By the ethic of virtue, we learn that our most fundamental concern is being the best sort of person we can, such that all of our chosen actions and their consequences should be of the best quality of which we are capable. By the ethic of utility, we learn rather to concern ourselves most fundamentally with the consequences themselves, since proclaiming the best of intentions from beneath the rubble achieves nothing more than self-indulgence.
A thing in the world is so solid, after all, so confident in what it is and how it fits in creation that it doesn't even have need of personality to be maintained; it just is, like the greatest ambition of a navel-gazing monk on a mountaintop. The self, by contrast, is a slippery maze of melting walls that trembles to its core with every step you take in pursuit of its escape; it is death incarnate, this consciousness, for in all creation the only thing which may ever truly end is the conception of a thing by a mind in contemplation, and the ego is shaped by the dismissal of possibilities.

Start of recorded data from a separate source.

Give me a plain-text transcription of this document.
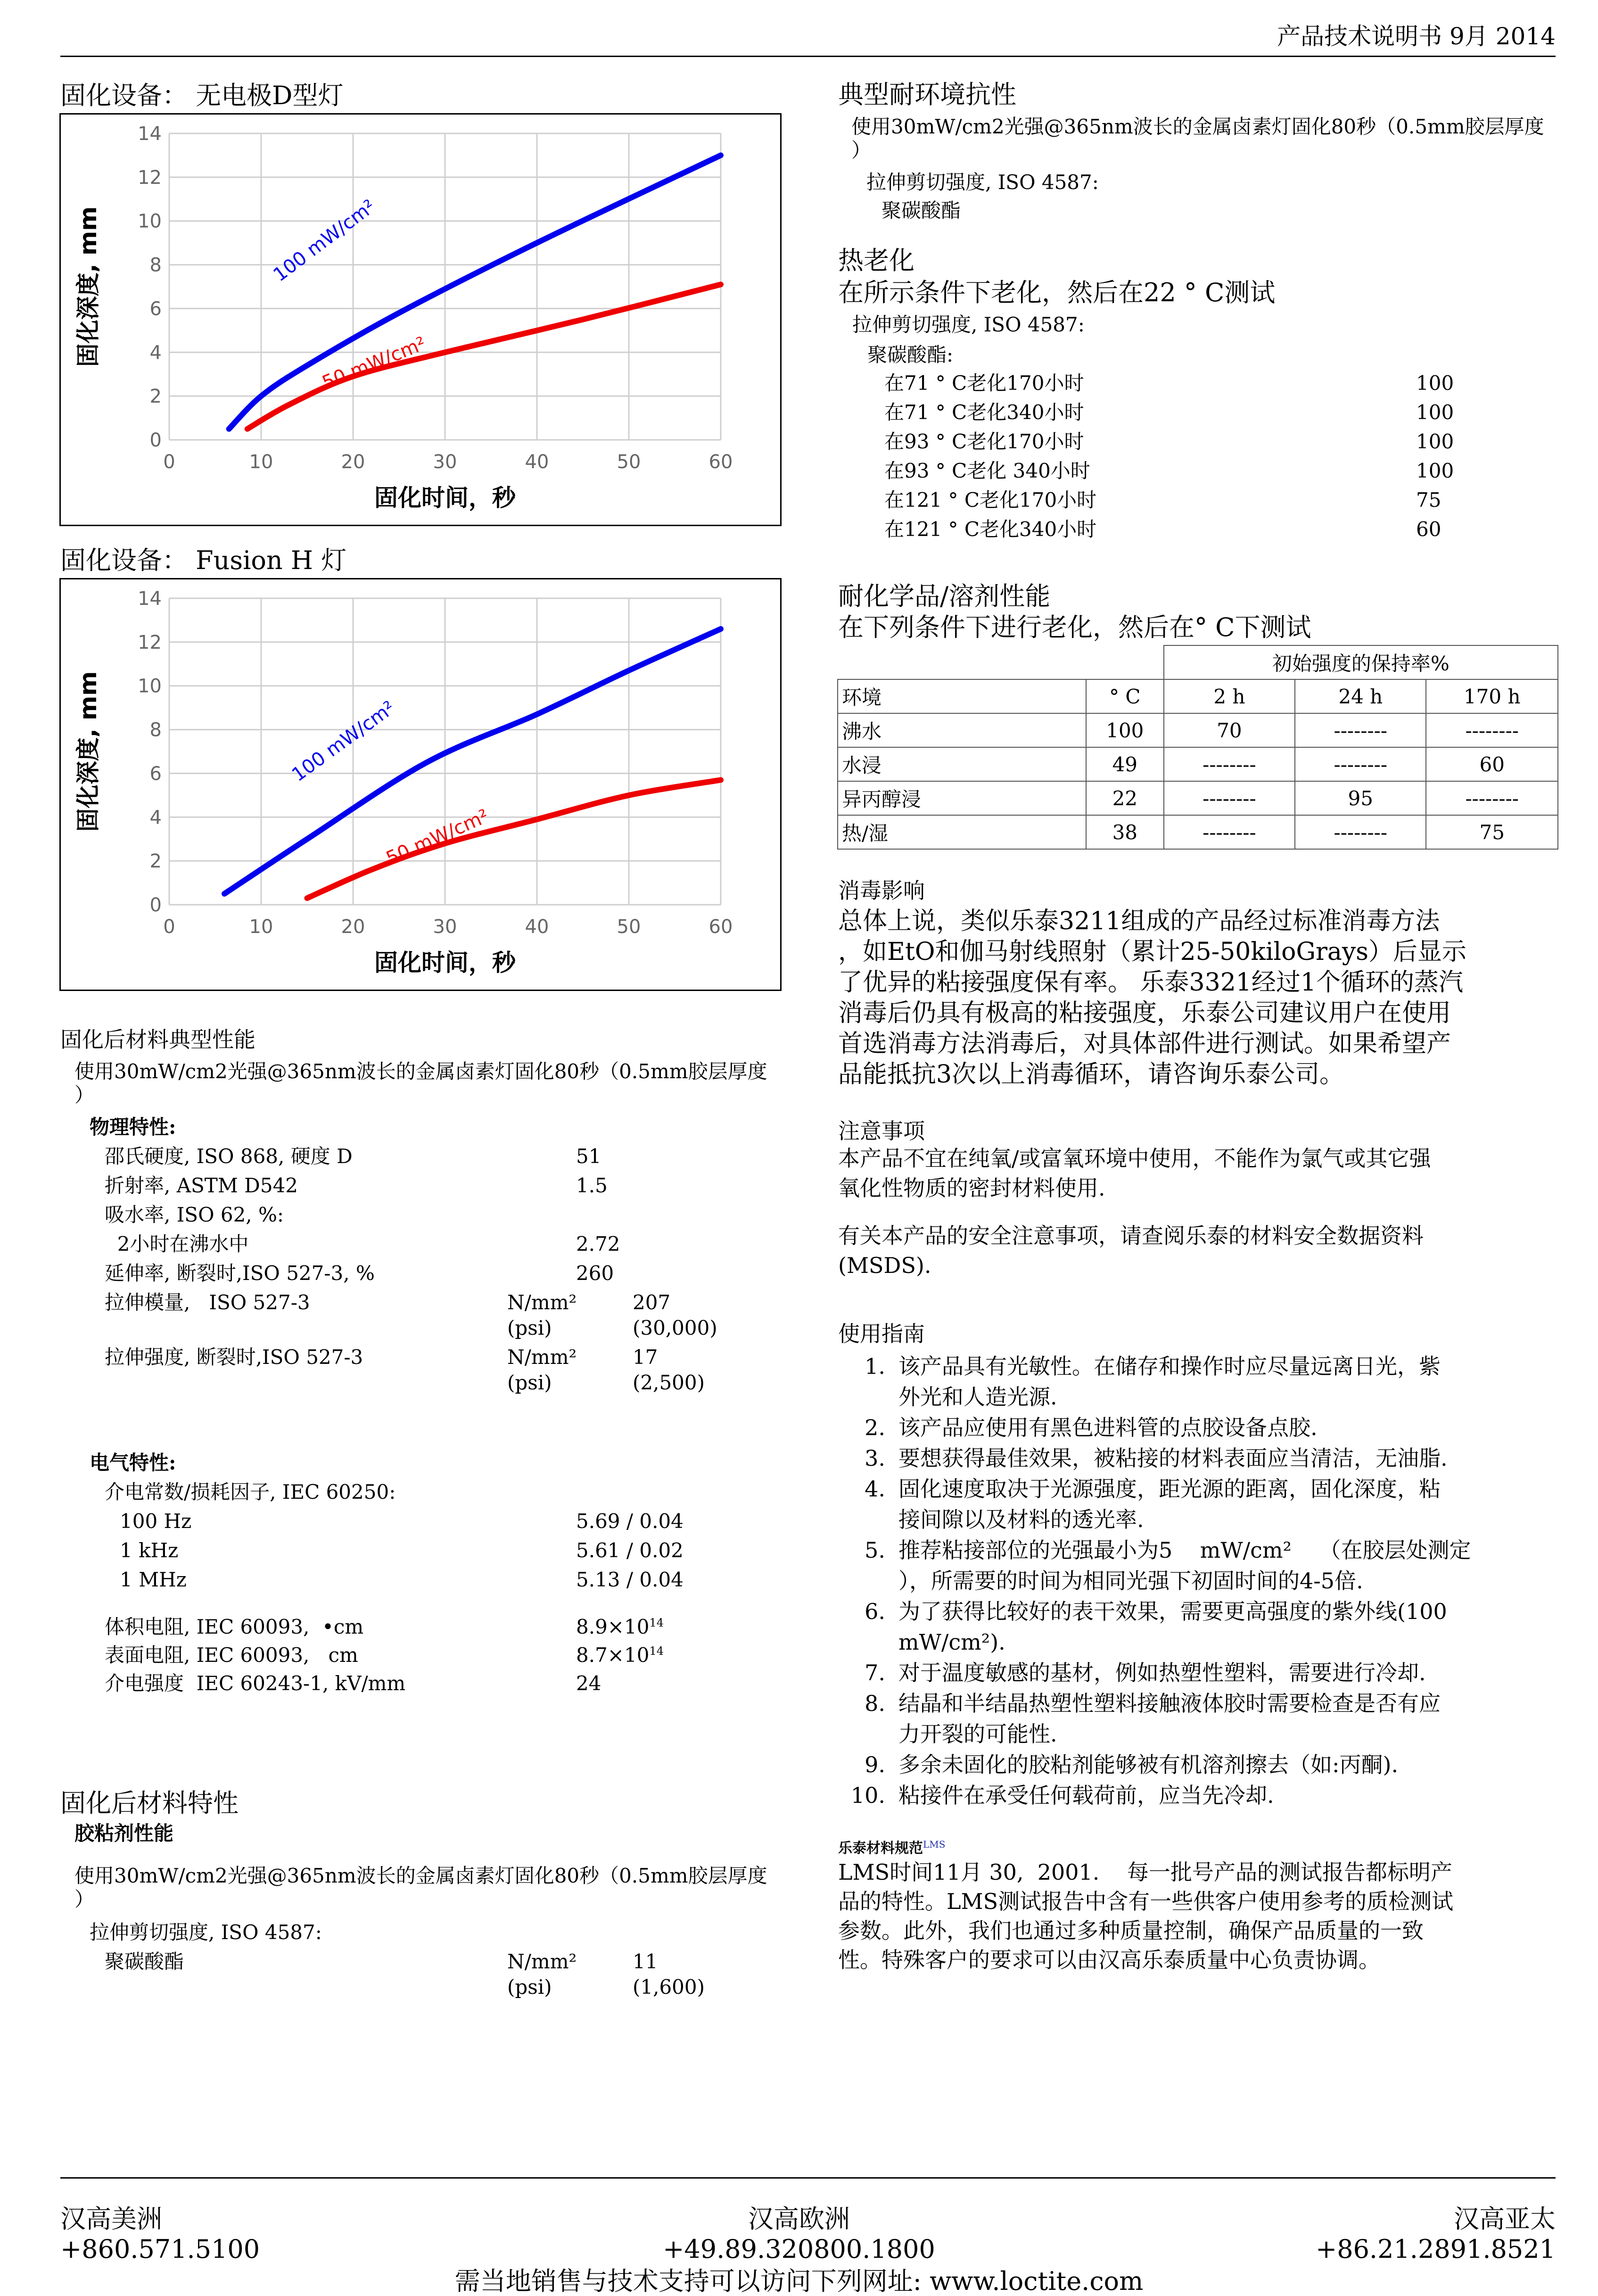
产品技术说明书 9月 2014
固化设备： 无电极D型灯
0	10	20	30	40	50	60
0
2
4
6
8
10
12
14
固化时间，秒
固化深度, mm	100 mW/cm²
50 mW/cm²
固化设备： Fusion H 灯
0	10	20	30	40	50	60
0
2
4
6
8
10
12
14
固化时间，秒
固化深度, mm	100 mW/cm²
50 mW/cm²
固化后材料典型性能
使用30mW/cm2光强@365nm波长的金属卤素灯固化80秒（0.5mm胶层厚度
）
物理特性:
邵氏硬度, ISO 868, 硬度 D	51
折射率, ASTM D542	1.5
吸水率, ISO 62, %:
2小时在沸水中	2.72
延伸率, 断裂时,ISO 527-3, %	260
拉伸模量,   ISO 527-3	N/mm²	207
(psi)	(30,000)
拉伸强度, 断裂时,ISO 527-3	N/mm²	17
(psi)	(2,500)
电气特性:
介电常数/损耗因子, IEC 60250:
100 Hz	5.69 / 0.04
1 kHz	5.61 / 0.02
1 MHz	5.13 / 0.04
体积电阻, IEC 60093,  •cm	$8.9\times 10^{14}$
表面电阻, IEC 60093,   cm	$8.7\times 10^{14}$
介电强度  IEC 60243-1, kV/mm	24
固化后材料特性
胶粘剂性能
使用30mW/cm2光强@365nm波长的金属卤素灯固化80秒（0.5mm胶层厚度
）
拉伸剪切强度, ISO 4587:
聚碳酸酯	N/mm²	11
(psi)	(1,600)
典型耐环境抗性
使用30mW/cm2光强@365nm波长的金属卤素灯固化80秒（0.5mm胶层厚度
）
拉伸剪切强度, ISO 4587:
聚碳酸酯
热老化
在所示条件下老化，然后在22 ° C测试
拉伸剪切强度, ISO 4587:
聚碳酸酯:
在71 ° C老化170小时	100
在71 ° C老化340小时	100
在93 ° C老化170小时	100
在93 ° C老化 340小时	100
在121 ° C老化170小时	75
在121 ° C老化340小时	60
耐化学品/溶剂性能
在下列条件下进行老化，然后在° C下测试
		初始强度的保持率%		
环境	° C	2 h	24 h	170 h
沸水	100	70	--------	--------
水浸	49	--------	--------	60
异丙醇浸	22	--------	95	--------
热/湿	38	--------	--------	75
消毒影响
总体上说，类似乐泰3211组成的产品经过标准消毒方法
，如EtO和伽马射线照射（累计25-50kiloGrays）后显示
了优异的粘接强度保有率。 乐泰3321经过1个循环的蒸汽
消毒后仍具有极高的粘接强度，乐泰公司建议用户在使用
首选消毒方法消毒后，对具体部件进行测试。如果希望产
品能抵抗3次以上消毒循环，请咨询乐泰公司。
注意事项
本产品不宜在纯氧/或富氧环境中使用，不能作为氯气或其它强
氧化性物质的密封材料使用.
有关本产品的安全注意事项，请查阅乐泰的材料安全数据资料
(MSDS).
使用指南
1. 该产品具有光敏性。在储存和操作时应尽量远离日光，紫
外光和人造光源.
2. 该产品应使用有黑色进料管的点胶设备点胶.
3. 要想获得最佳效果，被粘接的材料表面应当清洁，无油脂.
4. 固化速度取决于光源强度，距光源的距离，固化深度，粘
接间隙以及材料的透光率.
5. 推荐粘接部位的光强最小为5    mW/cm²    （在胶层处测定
），所需要的时间为相同光强下初固时间的4-5倍.
6. 为了获得比较好的表干效果，需要更高强度的紫外线(100
mW/cm²).
7. 对于温度敏感的基材，例如热塑性塑料，需要进行冷却.
8. 结晶和半结晶热塑性塑料接触液体胶时需要检查是否有应
力开裂的可能性.
9. 多余未固化的胶粘剂能够被有机溶剂擦去（如:丙酮).
10. 粘接件在承受任何载荷前，应当先冷却.
乐泰材料规范$^{LMS}$
LMS时间11月 30,  2001.    每一批号产品的测试报告都标明产
品的特性。LMS测试报告中含有一些供客户使用参考的质检测试
参数。此外，我们也通过多种质量控制，确保产品质量的一致
性。特殊客户的要求可以由汉高乐泰质量中心负责协调。
汉高美洲
+860.571.5100
汉高欧洲
+49.89.320800.1800
汉高亚太
+86.21.2891.8521
需当地销售与技术支持可以访问下列网址: www.loctite.com
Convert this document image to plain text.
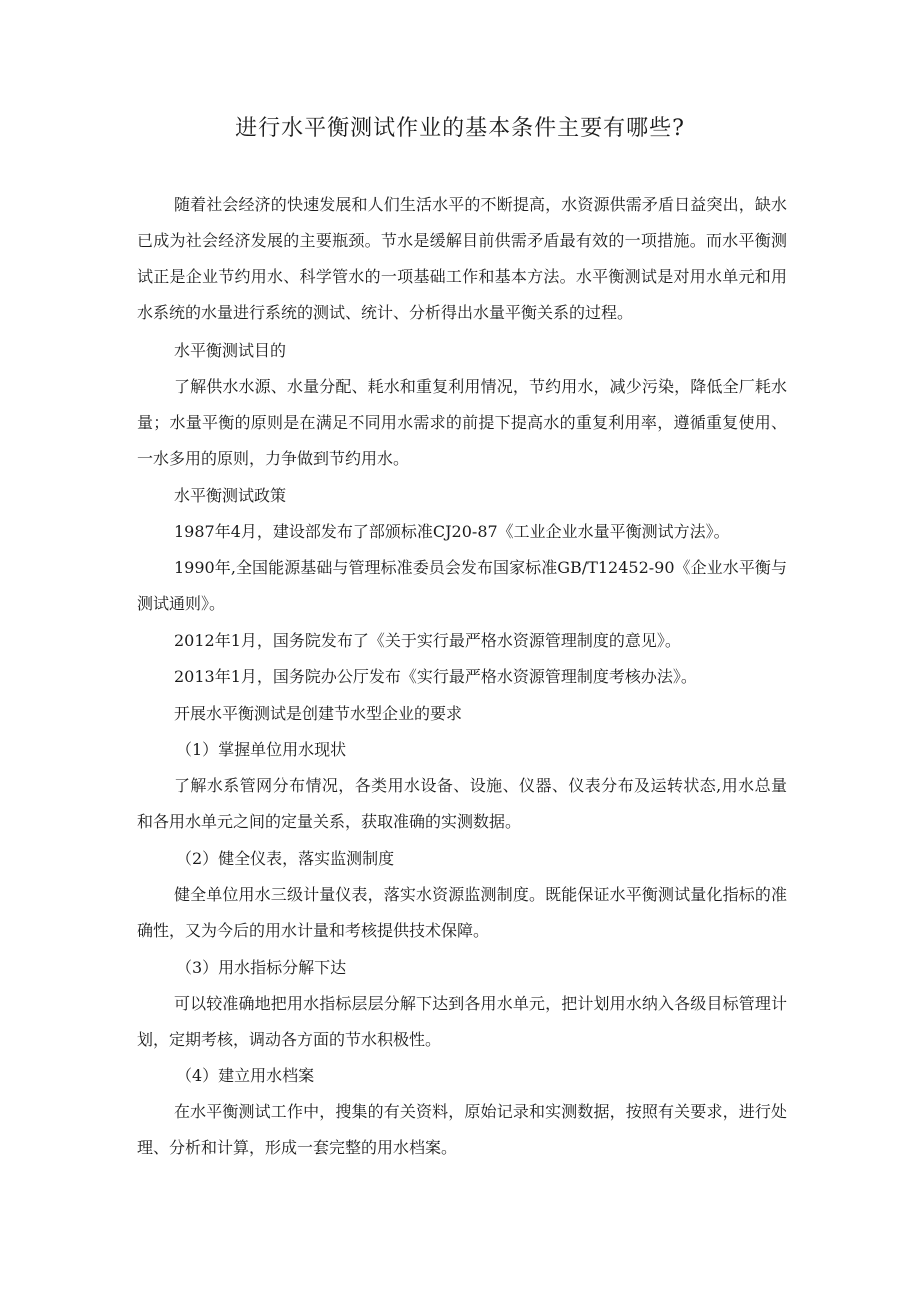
进行水平衡测试作业的基本条件主要有哪些?

随着社会经济的快速发展和人们生活水平的不断提高，水资源供需矛盾日益突出，缺水已成为社会经济发展的主要瓶颈。节水是缓解目前供需矛盾最有效的一项措施。而水平衡测试正是企业节约用水、科学管水的一项基础工作和基本方法。水平衡测试是对用水单元和用水系统的水量进行系统的测试、统计、分析得出水量平衡关系的过程。

水平衡测试目的

了解供水水源、水量分配、耗水和重复利用情况，节约用水，减少污染，降低全厂耗水量；水量平衡的原则是在满足不同用水需求的前提下提高水的重复利用率，遵循重复使用、一水多用的原则，力争做到节约用水。

水平衡测试政策

1987年4月，建设部发布了部颁标准CJ20-87《工业企业水量平衡测试方法》。

1990年,全国能源基础与管理标准委员会发布国家标准GB/T12452-90《企业水平衡与测试通则》。

2012年1月，国务院发布了《关于实行最严格水资源管理制度的意见》。

2013年1月，国务院办公厅发布《实行最严格水资源管理制度考核办法》。

开展水平衡测试是创建节水型企业的要求

（1）掌握单位用水现状

了解水系管网分布情况，各类用水设备、设施、仪器、仪表分布及运转状态,用水总量和各用水单元之间的定量关系，获取准确的实测数据。

（2）健全仪表，落实监测制度

健全单位用水三级计量仪表，落实水资源监测制度。既能保证水平衡测试量化指标的准确性，又为今后的用水计量和考核提供技术保障。

（3）用水指标分解下达

可以较准确地把用水指标层层分解下达到各用水单元，把计划用水纳入各级目标管理计划，定期考核，调动各方面的节水积极性。

（4）建立用水档案

在水平衡测试工作中，搜集的有关资料，原始记录和实测数据，按照有关要求，进行处理、分析和计算，形成一套完整的用水档案。
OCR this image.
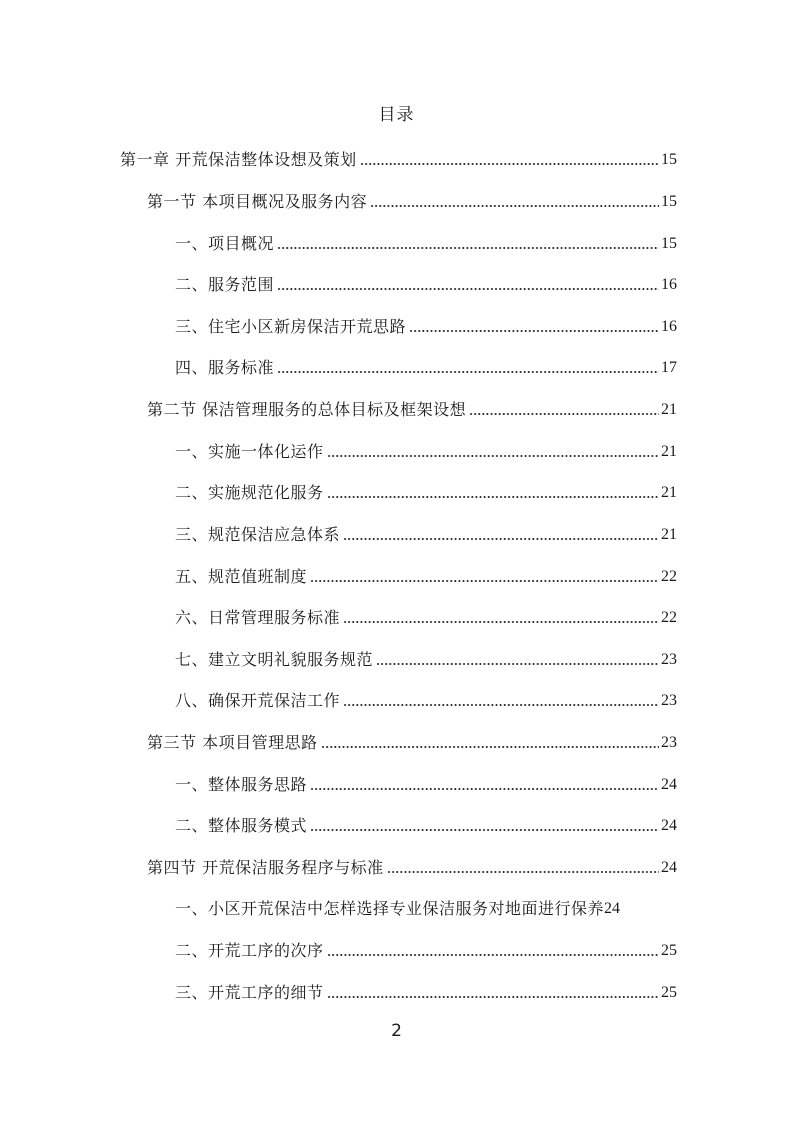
目录
第一章 开荒保洁整体设想及策划	15
第一节 本项目概况及服务内容	15
一、项目概况	15
二、服务范围	16
三、住宅小区新房保洁开荒思路	16
四、服务标准	17
第二节 保洁管理服务的总体目标及框架设想	21
一、实施一体化运作	21
二、实施规范化服务	21
三、规范保洁应急体系	21
五、规范值班制度	22
六、日常管理服务标准	22
七、建立文明礼貌服务规范	23
八、确保开荒保洁工作	23
第三节 本项目管理思路	23
一、整体服务思路	24
二、整体服务模式	24
第四节 开荒保洁服务程序与标准	24
一、小区开荒保洁中怎样选择专业保洁服务对地面进行保养 24
二、开荒工序的次序	25
三、开荒工序的细节	25
2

All people will die before the scope of eternity, as every mountain will be scattered to the winds that never cease, but to prize the self over its products is not to reasonably sustain any hope of immortality. It is not that you will live forever if you never compromise, for indeed the human frame is a more fragile thing than a mountain, but rather that you will survive THIS day, that the thing your body wakes and remembers to be tomorrow will not be remembered as less than you are today, will not be disillusioned of those truths to which illusions are the lifeblood.
Investing your self in the works of the world is no shortcut to immortality, nor even a trick to protract it beyond the endurance of your flesh.  The castles of sand we build are not Us, but our memorials, the testaments to all that we've left behind us while still alive. Gravestones, grand and shiny and guaranteed to persist though the seas rise and the sun consumes us all, can still only ever say who we were.